Qualitative research was used as a basis for developing the Policy Framework. Interviews were conducted with government officials, bilateral and multilateral partners and other stakeholders in Tanzania to assess malaria treatment policy changes and to draw lessons for malaria vaccine adoption.

Results

The decision-making process for adopting malaria interventions and new vaccines in general takes years, involving several processes: meetings and presentations of scientific data from different studies with consistent results, packaging and disseminating evidence and getting approval for use by the Ministry of Health and Social Welfare (MOHSW).

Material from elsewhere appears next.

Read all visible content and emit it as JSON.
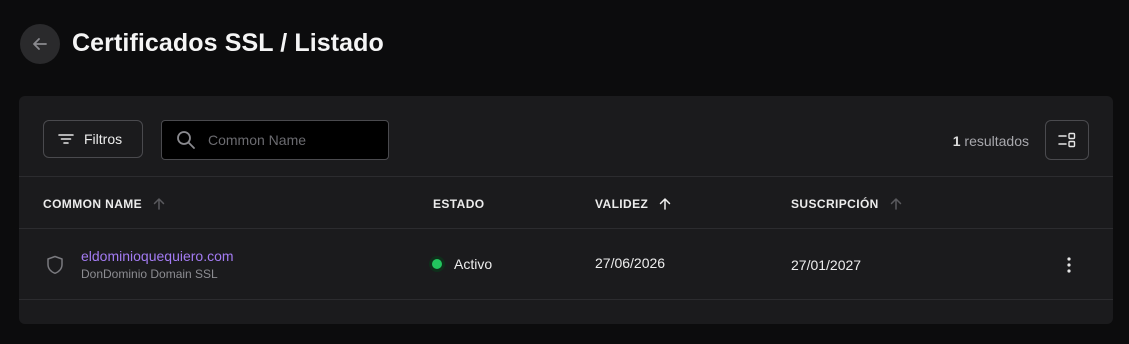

It is influenced by contextual factors; Promoting factors include; epidemiological and intervention characteristics, country experiences of malaria treatment policy change, presentation and dissemination of evidence, coordination and harmonization of the process, use of international scientific evidence. Barriers factors includes; financial sustainability, competing health and other priorities, political will and bureaucratic procedures, costs related to the adoption and implementations of interventions, supply and distribution and professional compliance with anti-malarial drugs.

Conclusion

The framework facilitates the synthesis of information in a coherent way, enabling a clearer understanding of the policy process, thereby speeding up the policy decision-making process and shortening the time for a malaria vaccine to become available.